The price of oil is set like the price of any other limited consumer good – the cost is determined by the price the company perceives it will cost to replace the goods they are selling. Thus, when Iraq first invaded Kuwait, the price of oil jumped because everyone was afraid of how high the price might be in the future.

This paranoia made sense – and a heck of a lot more sense than those cheapo "Bomb Sadaam" shirts everyone was wearing. (Like your mall t-shirt is going to influence our foreign policy). It made sense because Iraq, one of our enemies, invaded Kuwait, one of our allies. In 1990, Iraq and Kuwait accounted for about nine percent of America's oil supply. So if Iraq took Kuwait AND became hostile to us, the supply of oil would have been harder to come by. Afraid of that, oil companies raised the price of gas as the price of a barrel of oil went up.

But guess what happened? The price of the barrel dropped down once we sent in troops, and was cut in half once the only memory of the war was that "Proud to Be an American" song. Did the price at the pump go down? Of course not. We got used to paying as much as we were for gas, so the price simply leveled off. Are you starting to believe me about how we're suckers?

And in the past 10 years, the United States has been importing fewer and fewer barrels of oil from the Middle East. America now relies on Iraq for just 7% of our oil, and just 3% of our consumer oil. Still, if the oil companies were scared that it'd be more expensive to get oil next quarter, the prices would justifiably go up. But the oil companies are not scared. They're laughing. They're looking at us giving them all our money and laughing hysterically that we're doing it out of a blind sense of patriotism.

The price of oil should have gone up only when we first invaded Iraq. But it's gone up consistently for the last two years. Yet we're allegedly in control in Iraq now. Hell, we're in so much control, we have time to take prison pictures that could cost our president re-election (there's that silver lining).

Yet the price of oil is still rising. Because we're letting it. We hear terrorism and Middle East and oil prices rising and it all makes sense to us somehow. How? Because we're suckers.

Last year, Exxon-Mobil reported profits of over $21 billion. Iraq's estimated GNP is as low as $13 billion. In other words, Exxon-Mobil could have made this whole mess a lot simpler by acquiring Iraq.

Never mind that Vice President Cheney used to be the CEO of Haliburton, an unregulated monopoly that makes most of their money off of the rise in the cost of oil. Never mind that Saudi Arabia (our biggest supplier of oil) increased their production to help stave off the inflated prices. Never mind that the price of oil per barrel is roughly the same as it was just after Iraq invaded Kuwait in 1990, yet by the end of the summer gas prices are anticipated to have doubled since then.

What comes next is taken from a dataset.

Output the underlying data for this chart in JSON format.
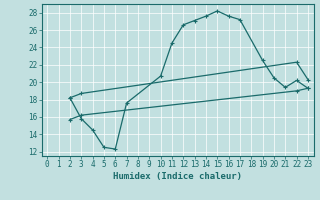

It would be hard to tell a company to charge less than consumers are willing to pay. If we never paid more than a product is worth, there'd be no Burberry or WNBA. But what's happening here is not good business – it's collusion. Oil companies are simultaneously artificially inflating the cost of their product, a practice in direct violation of every anti-trust act we've got on the books.

So while America lets these oil companies get away with everything, I am curious to know if we're being paid back. Lots of commercials tell us to sacrifice for the war. My question is, how much is Exxon-Mobil sacrificing? Are they paying a large sum towards the rebuilding of Iraq? They're certainly the ones directly profiting off of it.

There's not much we can do about the prices. We can't afford a boycott, and I know too many people I dislike to start carpooling. But we can make the oil companies explain themselves.

No matter who you're voting for and why, if you'd like an explanation as to why the current prices defy basic economic theory, why not ask for one? Print out this column and mail it to:

K.P. Cohen
VP Public Affairs
5959 Las Colinas Boulevard
Irving, TX 75039

And if Exxon-Mobil doesn't answer, maybe we can try Chevron-Texaco next – they only profited $7 billion last year.

No matter what we do, gas prices will not come down; gas prices never come down. But maybe if we all voice our concern, we can prevent them from rising any more than they already have. Of course, I could be wrong about all of this. I'm just floating a theory.